Vollstreckungsrecht eines Inhabers einer privilegierten Forderung in der Wohlverhaltensperiode des Restschuldbefreiungsverfahrens

BGH Beschluss vom 28.06.2012 AZ: IX ZB 313/11

Der BGH hat entschieden, dass ein Insolvenzgläubiger von Ansprüchen aus einer vorsätzlich begangenen unerlaubten Handlung während der Dauer der Wohlverhaltensphase auch in den Vorrechtsbereich für solche Forderungen nicht vollstrecken darf.

In dem dem Beschluss zugrunde liegenden Verfahren war am 27.11.2007 über das Vermögen des Schuldners das Insolvenzverfahren eröffnet worden. Mit Datum vom 30.11.2010 war das Insolvenzverfahren in die Wohlverhaltensphase des Restschuldbefreiungsverfahrens überführt worden. Der Beschwerdeführer ist Gläubiger einer ausgenommenen Forderung nach § 302 Nr.1 InsO. Hinsichtlich dieser Forderung hatte der Gläubiger den Erlass eines Pfändungs- und Überweisungsbeschlusses beantragt. Nach Festsetzung des monatlichen pfändungsfreien Betrages durch das Vollstreckungsgericht wurde der Pfändungs- und Überweisungsbeschluss nach Erinnerung des Schuldners aufgehoben und der Antrag auf seinen Erlass zurückgewiesen. Die von dem Gläubiger erhobene sofortige Beschwerde ist erfolglos geblieben und mit der zugelassenen Rechtsbeschwerde verfolgen sie ihren Antrag auf Erlass eines Pfändungs- und Überweisungsbeschlusses weiter, um in der Wohlverhaltensphase des Restschuldbefreiungsverfahrens in den Vorrechtsbereich des § 850 f Abs. 2 ZPO vollstrecken zu können.

Der BGH hält die zulässige Rechtsbeschwerde für nicht begründet.
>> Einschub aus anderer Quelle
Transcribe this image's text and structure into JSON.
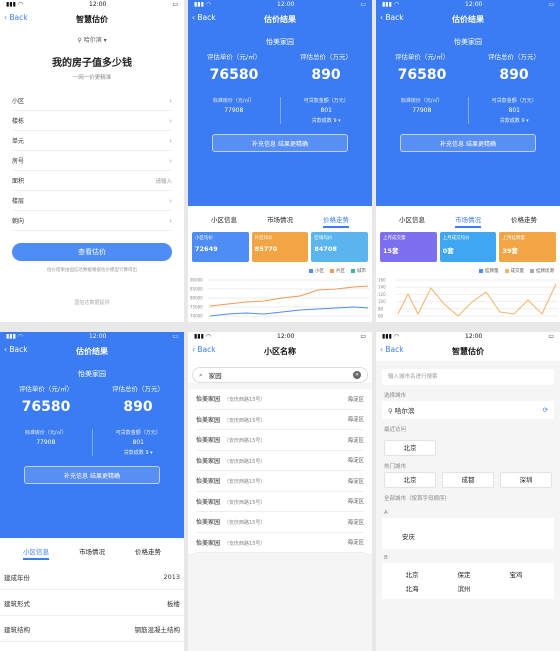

Nach übereinstimmender Ansicht sowohl in der Rechtsprechung als auch im Schrifttum gelte das Vollstreckungsverbot des § 294 Abs. 1 InsO auch für solche Gläubiger, deren Forderung aus einer vorsätzlich begangenen unerlaubten Handlung stammt, welche vor Eröffnung des Insolvenzverfahrens begangen wurde.

Zweck des Vollstreckungsverbotes sei es, den Neuerwerb des Schuldners, der nicht nach § 287 Abs. 2 InsO an den Treuhänder abgetreten oder an diesen nach § 295 InsO herauszugeben ist, den Zugriff der Insolvenzgläubiger zu entziehen. Darin einbezogen seien auch Gläubiger, deren Forderung auch einer vor Eröffnung des Insolvenzverfahrens vorsätzlich begangenen unerlaubten Handlung stammt. Das Privileg, dass diese Forderungen von der Restschuldbefreiung insoweit nicht erfasst sind, als die Forderung nach Erteilung der Restschuldbefreiung weiter durchsetzbar sein soll, beziehe sich nur auf die Insolvenzrechtliche Nachhaftung. Eine Sonderstellung innerhalb des Insolvenz oder Restschuldbefreiungsverfahrens werde dem Gläubiger dabei jedoch nicht zugewiesen.

Nach dem BGH ist es ausgeschlossen, dass der Gläubiger einer ausgenommen Forderung bereits im Verlauf der Wohlverhaltensphase in den Vorrechtsbereich des § 850 f. Abs. 2 ZPO vollstreckt. Der Gesetzgeber habe sich für eine Gleichbehandlung aller Insolvenzgläubiger während des Laufs der Wohlverhaltensphase entschieden. Der Eigentumsgarantie des Grundgesetzes aus Art.14 Abs. 1 GG werde dabei insoweit Rechnung getragen, als dass Gläubiger ausgenommener Forderungen bei entsprechender Anmeldung und Feststellung des Anspruchs nach Erteilung der Restschuldbefreiung die Möglichkeit haben, weiter in das Vermögen des Schuldners zu vollstrecken.